Huntington Ingalls Industries, Inc. (HII) is a Newport News, Virginia-based defense shipbuilding and defense services company — publicly traded on the New York Stock Exchange (NYSE: HII) as an S&P 500 Industrials component — building and maintaining nuclear-powered submarines (Virginia-class attack submarines, Columbia-class ballistic missile submarines) and surface ships (Gerald R. Ford-class nuclear aircraft carriers, America-class amphibious assault ships, Arleigh Burke-class destroyers) through its Newport News Shipbuilding and Ingalls Shipbuilding subsidiaries, and providing defense technology and services through the Mission Technologies segment, through approximately 44,000 employees. HII is the largest military shipbuilder in the United States and the sole builder of US Navy nuclear-powered aircraft carriers (Newport News Shipbuilding — Gerald R. Ford-class carriers, the USS Gerald R. Ford CVN-78 delivered 2017, USS John F. Kennedy CVN-79 under construction) and a partner with General Dynamics Electric Boat for Virginia-class nuclear submarine construction (Newport News builds the stern, propulsion systems, and integration; Electric Boat builds the bow and performs final integration at Groton CT). In fiscal year 2024, HII reported revenues of $11.1 billion (+5% year-over-year), with the Shipbuilding segment generating $8.6 billion and Mission Technologies (defense IT, analytics, C5ISR services) generating $2.5 billion. CEO Chris Kastner has focused on improving shipbuilding performance metrics (on-time delivery, ship quality scores, learning curve efficiency) as the Newport News Shipbuilding facilities executed multiple concurrent complex programs — CVN-79 John F. Kennedy carrier construction, CVN-80 Enterprise carrier material purchasing, Virginia-class Block V submarine sections — amid post-COVID skilled shipwright workforce shortages and supply chain disruptions.
Houston polyolefins/chemicals (NYSE: LYB) ~$40B revenue; 10M metric ton polyolefins, MoReTec molecular recycling, refinery closure for core focus, CDP climate A score competing with Dow Chemical and SABIC.
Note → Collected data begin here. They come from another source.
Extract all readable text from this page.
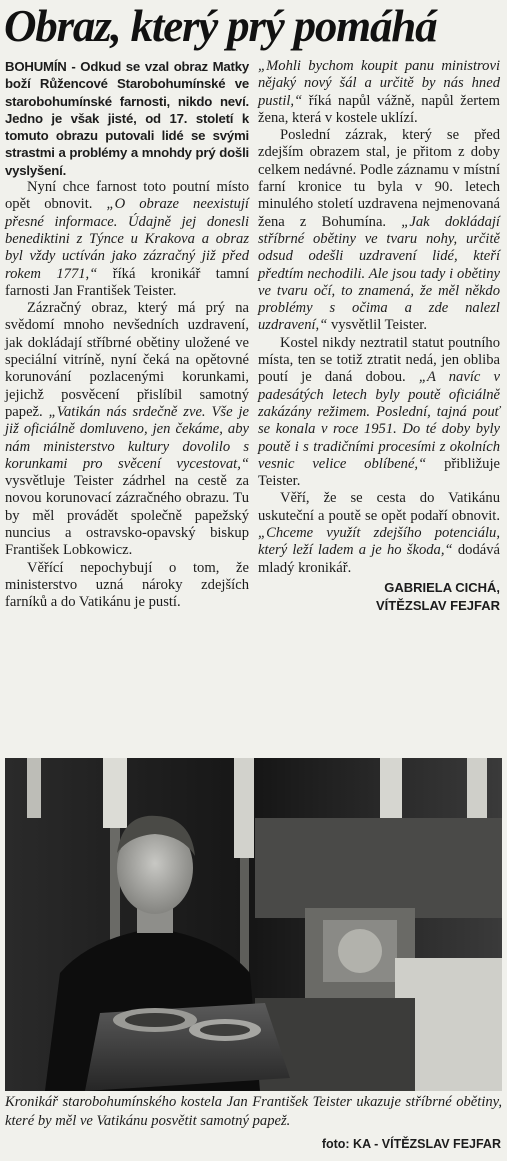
Obraz, který prý pomáhá

BOHUMÍN - Odkud se vzal obraz Matky boží Růžencové Starobohumínské ve starobohumínské farnosti, nikdo neví. Jedno je však jisté, od 17. století k tomuto obrazu putovali lidé se svými strastmi a problémy a mnohdy prý došli vyslyšení.

Nyní chce farnost toto poutní místo opět obnovit. „O obraze neexistují přesné informace. Údajně jej donesli benediktini z Týnce u Krakova a obraz byl vždy uctíván jako zázračný již před rokem 1771,“ říká kronikář tamní farnosti Jan František Teister.

Zázračný obraz, který má prý na svědomí mnoho nevšedních uzdravení, jak dokládají stříbrné obětiny uložené ve speciální vitríně, nyní čeká na opětovné korunování pozlacenými korunkami, jejichž posvěcení přislíbil samotný papež. „Vatikán nás srdečně zve. Vše je již oficiálně domluveno, jen čekáme, aby nám ministerstvo kultury dovolilo s korunkami pro svěcení vycestovat,“ vysvětluje Teister zádrhel na cestě za novou korunovací zázračného obrazu. Tu by měl provádět společně papežský nuncius a ostravsko-opavský biskup František Lobkowicz.

Věřící nepochybují o tom, že ministerstvo uzná nároky zdejších farníků a do Vatikánu je pustí.

„Mohli bychom koupit panu ministrovi nějaký nový šál a určitě by nás hned pustil,“ říká napůl vážně, napůl žertem žena, která v kostele uklízí.

Poslední zázrak, který se před zdejším obrazem stal, je přitom z doby celkem nedávné. Podle záznamu v místní farní kronice tu byla v 90. letech minulého století uzdravena nejmenovaná žena z Bohumína. „Jak dokládají stříbrné obětiny ve tvaru nohy, určitě odsud odešli uzdravení lidé, kteří předtím nechodili. Ale jsou tady i obětiny ve tvaru očí, to znamená, že měl někdo problémy s očima a zde nalezl uzdravení,“ vysvětlil Teister.

Kostel nikdy neztratil statut poutního místa, ten se totiž ztratit nedá, jen obliba poutí je daná dobou. „A navíc v padesátých letech byly poutě oficiálně zakázány režimem. Poslední, tajná pouť se konala v roce 1951. Do té doby byly poutě i s tradičními procesími z okolních vesnic velice oblíbené,“ přibližuje Teister.

Věří, že se cesta do Vatikánu uskuteční a poutě se opět podaří obnovit. „Chceme využít zdejšího potenciálu, který leží ladem a je ho škoda,“ dodává mladý kronikář.

GABRIELA CICHÁ,
VÍTĚZSLAV FEJFAR
Kronikář starobohumínského kostela Jan František Teister ukazuje stříbrné obětiny, které by měl ve Vatikánu posvětit samotný papež.
foto: KA - VÍTĚZSLAV FEJFAR
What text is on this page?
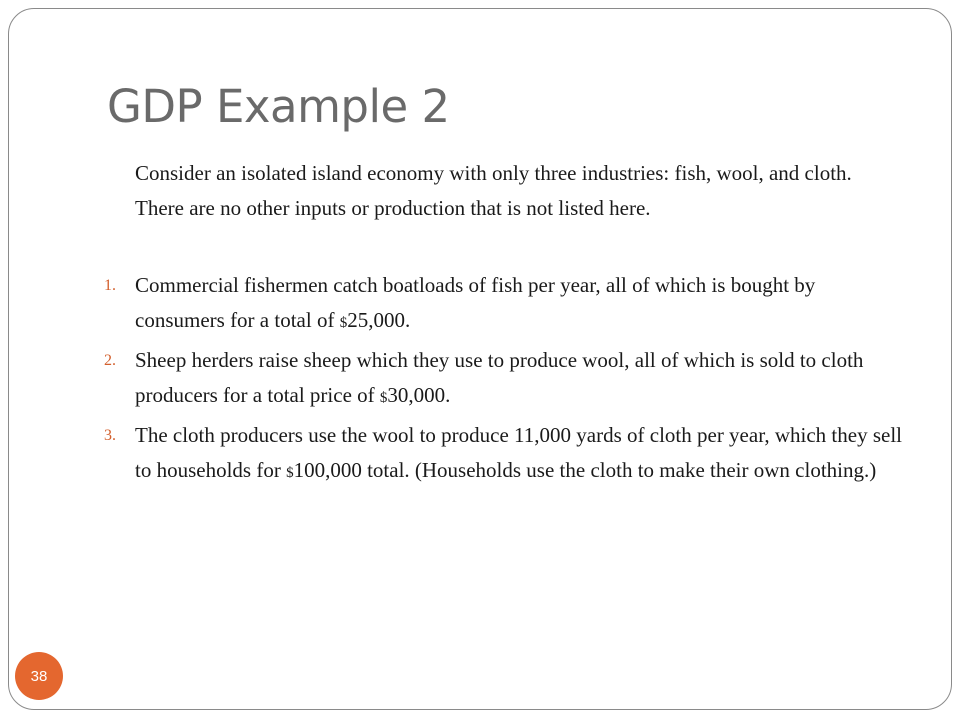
GDP Example 2
Consider an isolated island economy with only three industries: fish, wool, and cloth. There are no other inputs or production that is not listed here.
1. Commercial fishermen catch boatloads of fish per year, all of which is bought by consumers for a total of $25,000.
2. Sheep herders raise sheep which they use to produce wool, all of which is sold to cloth producers for a total price of $30,000.
3. The cloth producers use the wool to produce 11,000 yards of cloth per year, which they sell to households for $100,000 total. (Households use the cloth to make their own clothing.)
38
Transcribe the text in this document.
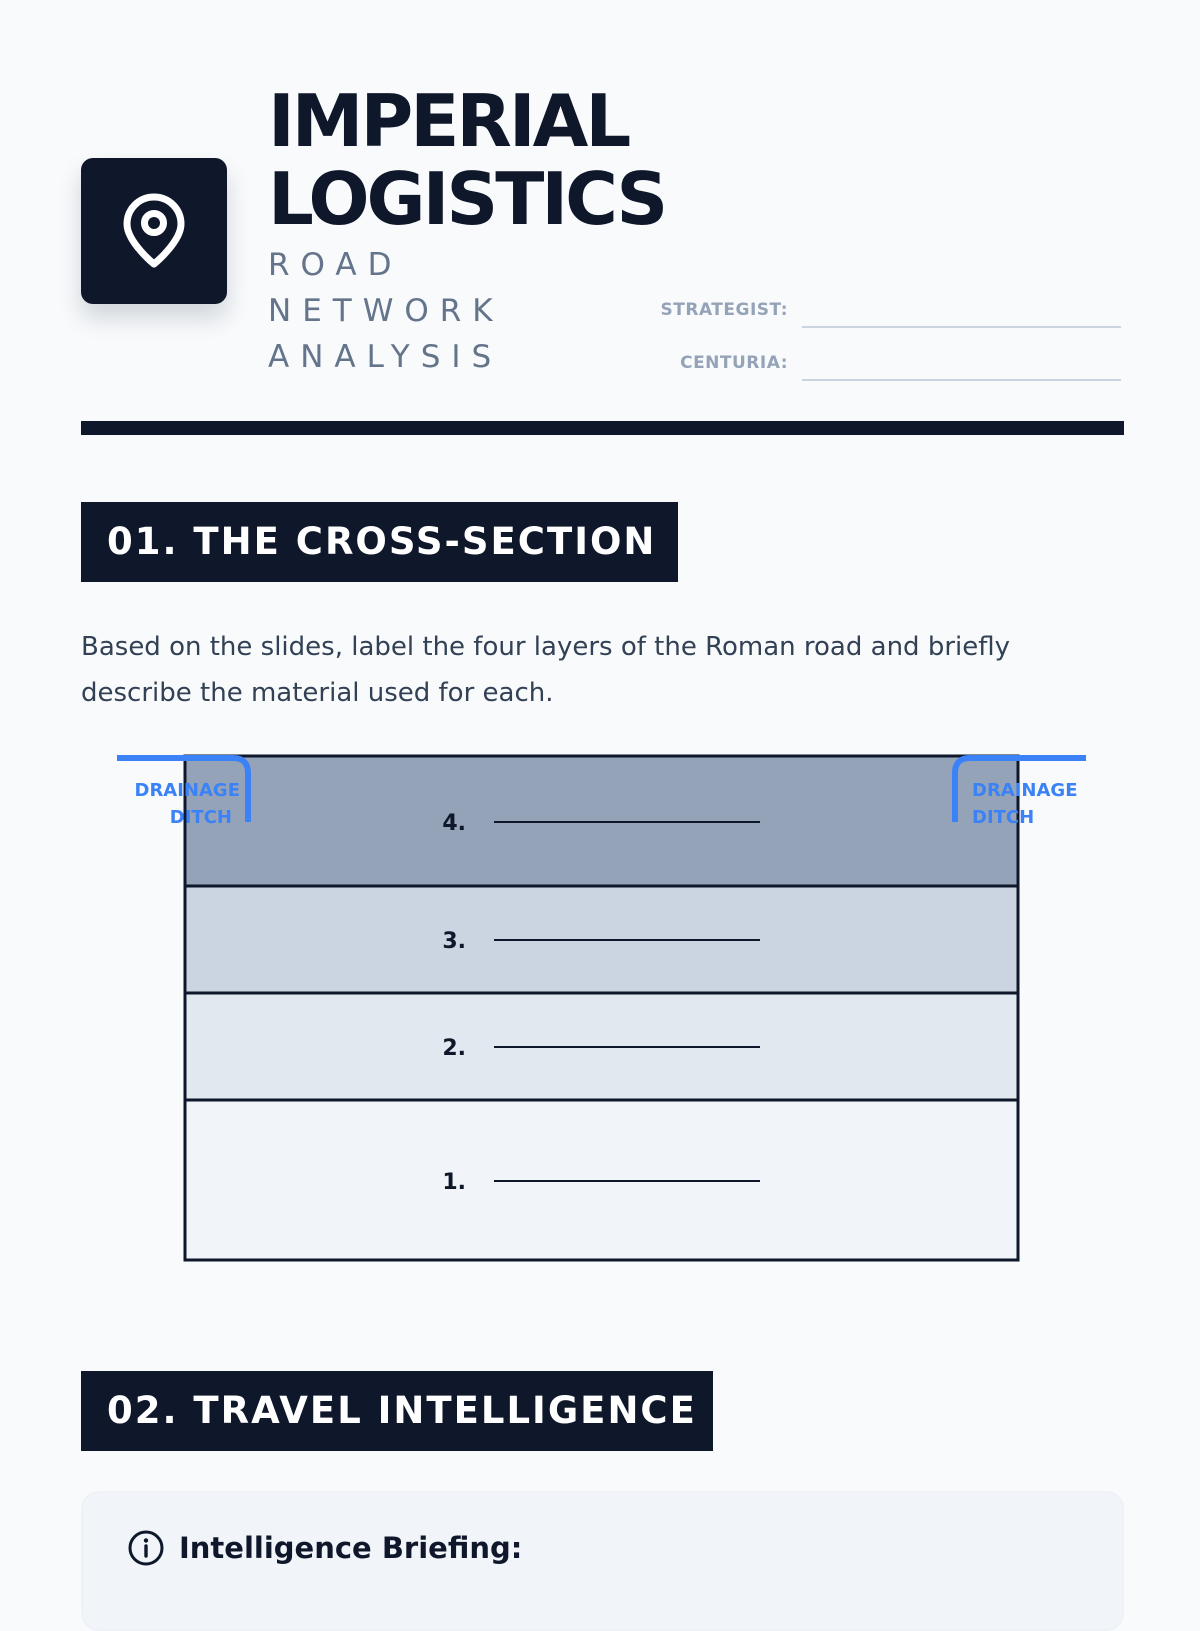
IMPERIAL
LOGISTICS
ROAD
NETWORK
ANALYSIS
STRATEGIST:
CENTURIA:
01. THE CROSS-SECTION

Based on the slides, label the four layers of the Roman road and briefly describe the material used for each.

4.
3.
2.
1.
DRAINAGE
DITCH
DRAINAGE
DITCH
02. TRAVEL INTELLIGENCE
Intelligence Briefing:
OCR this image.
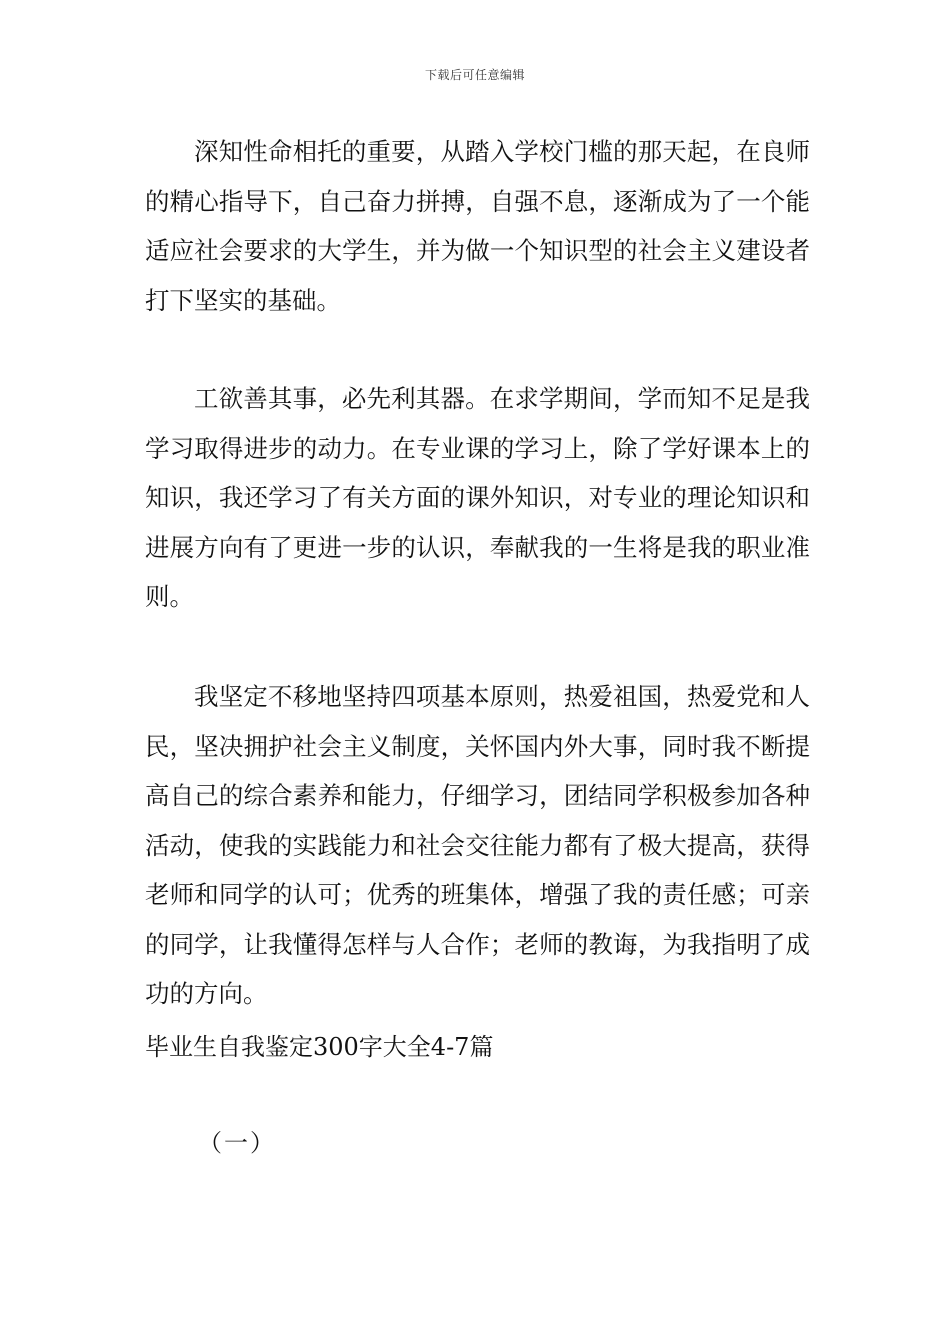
下载后可任意编辑
深知性命相托的重要，从踏入学校门槛的那天起，在良师的精心指导下，自己奋力拼搏，自强不息，逐渐成为了一个能适应社会要求的大学生，并为做一个知识型的社会主义建设者打下坚实的基础。
工欲善其事，必先利其器。在求学期间，学而知不足是我学习取得进步的动力。在专业课的学习上，除了学好课本上的知识，我还学习了有关方面的课外知识，对专业的理论知识和进展方向有了更进一步的认识，奉献我的一生将是我的职业准则。
我坚定不移地坚持四项基本原则，热爱祖国，热爱党和人民，坚决拥护社会主义制度，关怀国内外大事，同时我不断提高自己的综合素养和能力，仔细学习，团结同学积极参加各种活动，使我的实践能力和社会交往能力都有了极大提高，获得老师和同学的认可；优秀的班集体，增强了我的责任感；可亲的同学，让我懂得怎样与人合作；老师的教诲，为我指明了成功的方向。
毕业生自我鉴定300字大全4-7篇
（一）
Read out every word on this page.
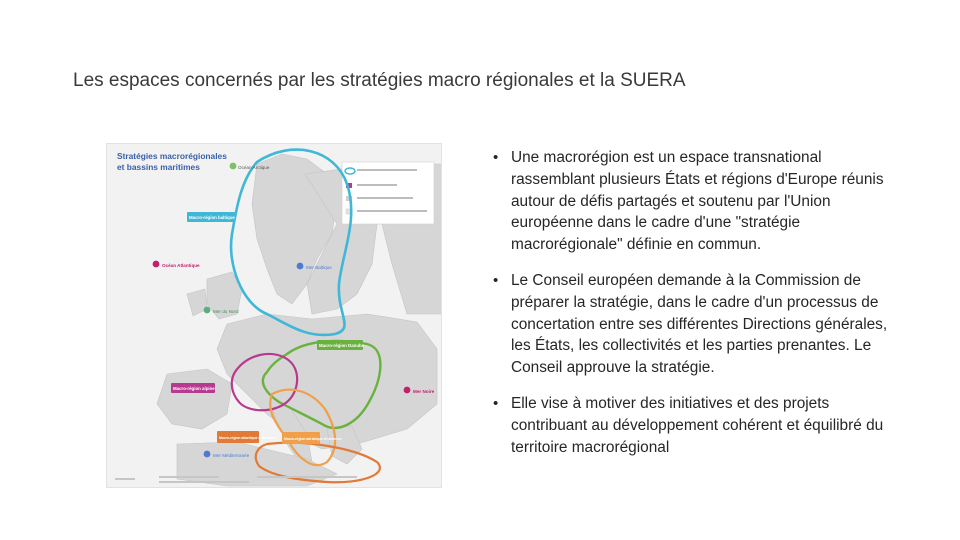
Les espaces concernés par les stratégies macro régionales et la SUERA
Stratégies macrorégionales
et bassins maritimes	Océan Arctique
Océan Atlantique	Mer Baltique
Mer du Nord
Mer Noire
Mer Méditerranée
Macro-région baltique
Macro-région Danube
Macro-région alpine
Macro-région adriatique et ionienne
Macro-région atlantique et ibérique
• Une macrorégion est un espace transnational rassemblant plusieurs États et régions d'Europe réunis autour de défis partagés et soutenu par l'Union européenne dans le cadre d'une "stratégie macrorégionale" définie en commun.
• Le Conseil européen demande à la Commission de préparer la stratégie, dans le cadre d'un processus de concertation entre ses différentes Directions générales, les États, les collectivités et les parties prenantes. Le Conseil approuve la stratégie.
• Elle vise à motiver des initiatives et des projets contribuant au développement cohérent et équilibré du territoire macrorégional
LyondellBasell Industries N.V. is a Houston, Texas-based global polyolefins and chemicals company — publicly traded on the New York Stock Exchange (NYSE: LYB) as an S&P 500 Materials component — manufacturing polypropylene, polyethylene, propylene oxide, styrenic polymers, and specialty chemical compounds used in plastics for packaging, automotive parts, pipes, and consumer products through approximately 29,000 employees in 100 manufacturing sites across 22 countries. LyondellBasell is one of the world's largest plastics, chemicals, and refining companies, producing approximately 10 million metric tons of polyolefins annually — polyethylene and polypropylene that are the input materials for the plastic packaging, consumer goods containers, automotive components, and construction materials that the global economy requires. In 2024, LyondellBasell published its sustainability report with an improved CDP climate change score of A (up from A-) and progress toward sourcing 50% of electricity from renewable sources by 2030. CEO Peter Vanacker has led the company's strategic repositioning toward higher-margin specialty chemicals, circular economy plastics recycling, and portfolio optimization — including the announced closure of the Houston refinery (one of the largest US refinery closures in recent years) to focus on core polyolefins and chemicals, and the development of molecular recycling technology for post-consumer plastic waste through the MoReTec advanced recycling program.